M. Jean-Louis Lorrain. Monsieur le président, madame la secrétaire d'Etat, mes chers collègues, un rapport inquiétant du syndicat national des contrôleurs du trafic aérien, présenté vendredi à Bruxelles, précise que le trafic aérien, qui a été multiplié par deux au cours des dix dernières années, doublera encore d'ici à 2015, de telle sorte que, si nous conservons notre niveau de sécurité actuelle, il sera vite obsolète.
Les approches dangereuses entre avions ont augmenté de plus de 50 % l'an dernier en France. Mais les projets que doivent ratifier les trente-six Etats membres de la conférence des ministres européens, responsables de l'aviation civile, sont plus axés sur la résorption des retards croissants que sur le renforcement de la sécurité, ce que dénoncent les contrôleurs aériens.
Sécuriser les centres de contrôle nécessite la modernisation constante des équipement à laquelle fait face la direction générale de l'aviation civile pour s'adapter aux nouveaux modèles d'aéronefs, toujours plus perfectionnés. Cela nécessite également la formation continue du personnel, dernièrement la familiarisation avec le nouveau programme ODS Operator input and display system. Sans omettre la formation initiale, devenir contrôleur demande trois ans d'études et il faut dix ans d'expérience pour devenir un professionnel confirmé.
Les retards sont le symptôme le plus visible de l'aggravation du trafic aérien, la partie émergée de l'iceberg.
Selon les statistiques, ces retards sont dus, pour 50 %, aux réactions en chaîne : un avion qui arrive en retard repartira avec retard. Ils tiennent, pour 28 %, aux transferts de directives entre centres de contrôle pendant le vol des avions : altitudes, trajectoires, etc. Ils proviennent, pour 14 %, des plates-formes aéroportuaires qui gèrent les flux de passagers, de bagages, l'encombrement des pistes et des couloirs de circulation.
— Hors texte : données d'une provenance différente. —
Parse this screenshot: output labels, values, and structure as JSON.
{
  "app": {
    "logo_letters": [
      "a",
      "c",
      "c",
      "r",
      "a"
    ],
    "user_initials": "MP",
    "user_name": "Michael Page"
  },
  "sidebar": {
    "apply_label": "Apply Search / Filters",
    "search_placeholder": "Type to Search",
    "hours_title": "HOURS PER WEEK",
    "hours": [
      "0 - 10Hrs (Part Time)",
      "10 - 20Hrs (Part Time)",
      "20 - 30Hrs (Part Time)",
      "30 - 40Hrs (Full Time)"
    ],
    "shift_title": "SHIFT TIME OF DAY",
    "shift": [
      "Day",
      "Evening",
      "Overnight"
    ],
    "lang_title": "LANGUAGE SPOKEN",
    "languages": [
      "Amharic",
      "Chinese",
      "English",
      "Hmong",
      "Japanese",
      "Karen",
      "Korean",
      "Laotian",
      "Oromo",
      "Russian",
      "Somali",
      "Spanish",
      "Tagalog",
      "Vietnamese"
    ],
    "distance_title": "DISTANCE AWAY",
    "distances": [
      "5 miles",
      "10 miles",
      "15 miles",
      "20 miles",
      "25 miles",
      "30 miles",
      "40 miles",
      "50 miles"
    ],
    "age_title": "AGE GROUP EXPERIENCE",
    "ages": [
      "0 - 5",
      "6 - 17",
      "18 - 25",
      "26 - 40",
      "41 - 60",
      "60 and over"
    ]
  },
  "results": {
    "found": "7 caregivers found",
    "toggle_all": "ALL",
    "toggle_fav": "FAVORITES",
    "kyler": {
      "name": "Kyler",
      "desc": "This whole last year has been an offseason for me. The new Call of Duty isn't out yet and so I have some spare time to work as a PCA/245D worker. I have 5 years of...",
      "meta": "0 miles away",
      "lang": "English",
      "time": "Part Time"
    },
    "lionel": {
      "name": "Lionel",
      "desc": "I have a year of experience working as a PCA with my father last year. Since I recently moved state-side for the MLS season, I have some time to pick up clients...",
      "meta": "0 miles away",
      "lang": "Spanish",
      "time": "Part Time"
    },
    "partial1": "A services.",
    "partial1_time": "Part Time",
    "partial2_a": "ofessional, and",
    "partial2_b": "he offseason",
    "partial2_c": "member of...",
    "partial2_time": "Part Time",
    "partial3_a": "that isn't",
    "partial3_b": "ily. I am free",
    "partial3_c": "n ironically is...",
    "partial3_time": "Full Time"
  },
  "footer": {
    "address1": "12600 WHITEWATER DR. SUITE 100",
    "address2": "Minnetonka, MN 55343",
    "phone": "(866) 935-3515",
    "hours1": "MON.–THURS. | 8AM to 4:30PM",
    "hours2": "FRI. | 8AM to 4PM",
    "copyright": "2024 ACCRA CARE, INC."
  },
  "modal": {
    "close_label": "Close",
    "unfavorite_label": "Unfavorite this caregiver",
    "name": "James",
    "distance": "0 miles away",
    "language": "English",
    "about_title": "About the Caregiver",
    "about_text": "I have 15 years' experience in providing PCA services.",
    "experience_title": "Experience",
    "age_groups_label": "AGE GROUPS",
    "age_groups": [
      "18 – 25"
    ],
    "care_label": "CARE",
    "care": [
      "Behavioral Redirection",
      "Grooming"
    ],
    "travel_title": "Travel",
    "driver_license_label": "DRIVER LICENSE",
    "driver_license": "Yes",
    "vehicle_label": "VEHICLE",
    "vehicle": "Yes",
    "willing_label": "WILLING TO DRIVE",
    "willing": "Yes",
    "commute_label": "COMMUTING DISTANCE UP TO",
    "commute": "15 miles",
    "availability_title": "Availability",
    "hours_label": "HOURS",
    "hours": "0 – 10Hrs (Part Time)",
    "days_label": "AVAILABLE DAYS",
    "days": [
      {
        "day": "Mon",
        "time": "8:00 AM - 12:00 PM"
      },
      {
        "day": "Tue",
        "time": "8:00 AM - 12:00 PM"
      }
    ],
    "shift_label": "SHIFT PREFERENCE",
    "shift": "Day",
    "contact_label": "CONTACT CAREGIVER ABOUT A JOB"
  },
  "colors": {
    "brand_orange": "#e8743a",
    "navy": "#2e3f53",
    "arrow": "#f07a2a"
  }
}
Trois organismes gèrent les horaires dans l'aviation civile.
Il s'agit, d'abord, de la compagnie d'aviation. Sa stratégie commerciale concentre souvent les départs sur les mêmes créneaux horaires, plus porteurs sur le plan de la fréquentation.
Il s'agit, ensuite, de la tour de contrôle concernée. Le nombre de tours de contrôle est insuffisant.
Il s'agit, enfin, du CFMU, Control flow management unit, basé à Bruxelles. Cet organisme central de gestion des courants de trafic aérien en Europe est informé des cadences d'atterrissage et de décollage locales - un avion par minute ou toutes les deux minutes - de la durée du vol, de son heure d'arrivée à destination ; il peut l'accepter ou la refuser, proposer une nouvelle heure généralement plus tardive et, par déduction, imposer l'heure du décollage.
Enfin, la sécurité des liaisons aériennes met aussi en jeu la dérégulation. Selon les syndicats, Eurocontrol, chargé d'harmoniser la régulation du trafic européen, une structure de 2 000 personnes, est, avec ses propres experts, coupée des réalités extérieures et se montre « de plus en plus perméable aux groupes de pression ». Bref, elle se soucie plus d'économie que de sécurité.
Les éléments précités et le manque de contrôleurs aériens - quand on sait qu'un contrôleur aérien ne peut surveiller plus de quinze avions sans prendre de risque - appellent plusieurs questions. Avons-nous raison de privilégier la gestion des horaires sur celle de la sécurité ? Les compagnies aériennes ont-elles le droit d'imposer une telle concentration de vols aux mêmes heures ? Quelles peuvent être les orientations du ministère des transports, en matière d'équipements, de personnel, de réglementation logistique, pour réduire le plus possible, en symbiose avec les directives du Parlement européen, les risques encourus par les passagers ?
M. le président. La parole est à Mme le secrétaire d'Etat.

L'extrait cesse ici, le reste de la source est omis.